The Fourth Annual Global Street Fight Study is being released next week by G&S Business Communications, and earlier this week, study highlights were made available to attendees of the G&S “Global Street Fight” business communications conference in Chicago.

The study, conducted in March by Harris Poll on behalf of G&S Business Communications, queried 2,018 adults online. Study highlights provided to me and other conference attendees, focused on social media patterns and preferences. Some results were broken down by generational categories of Millennials and Generation X, as well as the “General Public” and “Opinion Elites,” which G&S defined as “a sub-segment of the main survey respondents who are more informed, engaged, involved in current issues and exert influence on the general public.”

In subsequent posts, I’ll share some of the great content provided by conference panelists who covered global trends in:

  • Corporate compliance and diversity challenges in the C-Suite
  • Reputational and economic challenges that are plaguing organizations
  • Breakthroughs and advances in narrative science and artificial intelligence storytelling
  • Virtual Reality in journalism and media
  • Leadership and crisis responses

Here are three slides from the G&S 2016 Study Highlights:

Global Street What They Should Post

Study respondents (46%) want senior business leaders to share information about their company’s business activities.

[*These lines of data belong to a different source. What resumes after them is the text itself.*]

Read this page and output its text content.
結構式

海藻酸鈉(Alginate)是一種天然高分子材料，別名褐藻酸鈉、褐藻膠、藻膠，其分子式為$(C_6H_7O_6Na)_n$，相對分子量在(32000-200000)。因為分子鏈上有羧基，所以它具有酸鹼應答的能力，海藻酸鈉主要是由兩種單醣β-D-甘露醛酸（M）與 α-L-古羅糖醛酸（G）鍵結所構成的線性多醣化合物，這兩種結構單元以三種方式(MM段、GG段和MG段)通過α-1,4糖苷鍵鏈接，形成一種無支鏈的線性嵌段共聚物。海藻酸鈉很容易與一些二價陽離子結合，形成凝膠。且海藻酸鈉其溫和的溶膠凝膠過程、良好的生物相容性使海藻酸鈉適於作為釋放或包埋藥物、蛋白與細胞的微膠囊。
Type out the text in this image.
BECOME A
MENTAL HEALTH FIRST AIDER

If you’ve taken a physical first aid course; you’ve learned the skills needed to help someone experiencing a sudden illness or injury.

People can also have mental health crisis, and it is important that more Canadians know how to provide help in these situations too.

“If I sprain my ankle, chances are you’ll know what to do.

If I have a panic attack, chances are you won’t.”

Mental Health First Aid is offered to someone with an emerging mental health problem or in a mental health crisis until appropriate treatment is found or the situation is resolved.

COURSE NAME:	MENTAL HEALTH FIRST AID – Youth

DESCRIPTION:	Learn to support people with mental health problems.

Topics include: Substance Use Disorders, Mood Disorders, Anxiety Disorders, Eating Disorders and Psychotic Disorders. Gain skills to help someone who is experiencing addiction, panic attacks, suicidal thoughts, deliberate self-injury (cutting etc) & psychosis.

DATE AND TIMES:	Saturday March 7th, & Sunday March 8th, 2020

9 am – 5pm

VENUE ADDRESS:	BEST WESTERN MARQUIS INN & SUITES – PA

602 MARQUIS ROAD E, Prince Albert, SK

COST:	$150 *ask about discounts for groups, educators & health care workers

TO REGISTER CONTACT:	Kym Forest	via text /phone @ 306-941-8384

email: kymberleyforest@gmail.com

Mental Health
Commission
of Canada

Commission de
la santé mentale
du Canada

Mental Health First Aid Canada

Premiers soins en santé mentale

They DON’T want senior leaders at large companies to share personal opinions on social media (64% of all respondents and 71% of opinion elites).

Global Street What They Want From Leaders

More than one-third of study respondents want senior leaders to use social media to address company vision, company products and services. Low on their list are posts focused on advice on running a business (13%), personal stories and anecdotes (15%) and professional development tips (18%).

Global Street Why It Matters

It matters, to somewhat varying degrees, to each of the study subgroups because large percentages of the study respondents use social media to familiarize themselves with a company before deciding whether to purchase that company’s products or services.

They tend to place more trust in information about a company when they get it through social media. And they tend to believe that senior leaders who are transparent on social media are more trustworthy.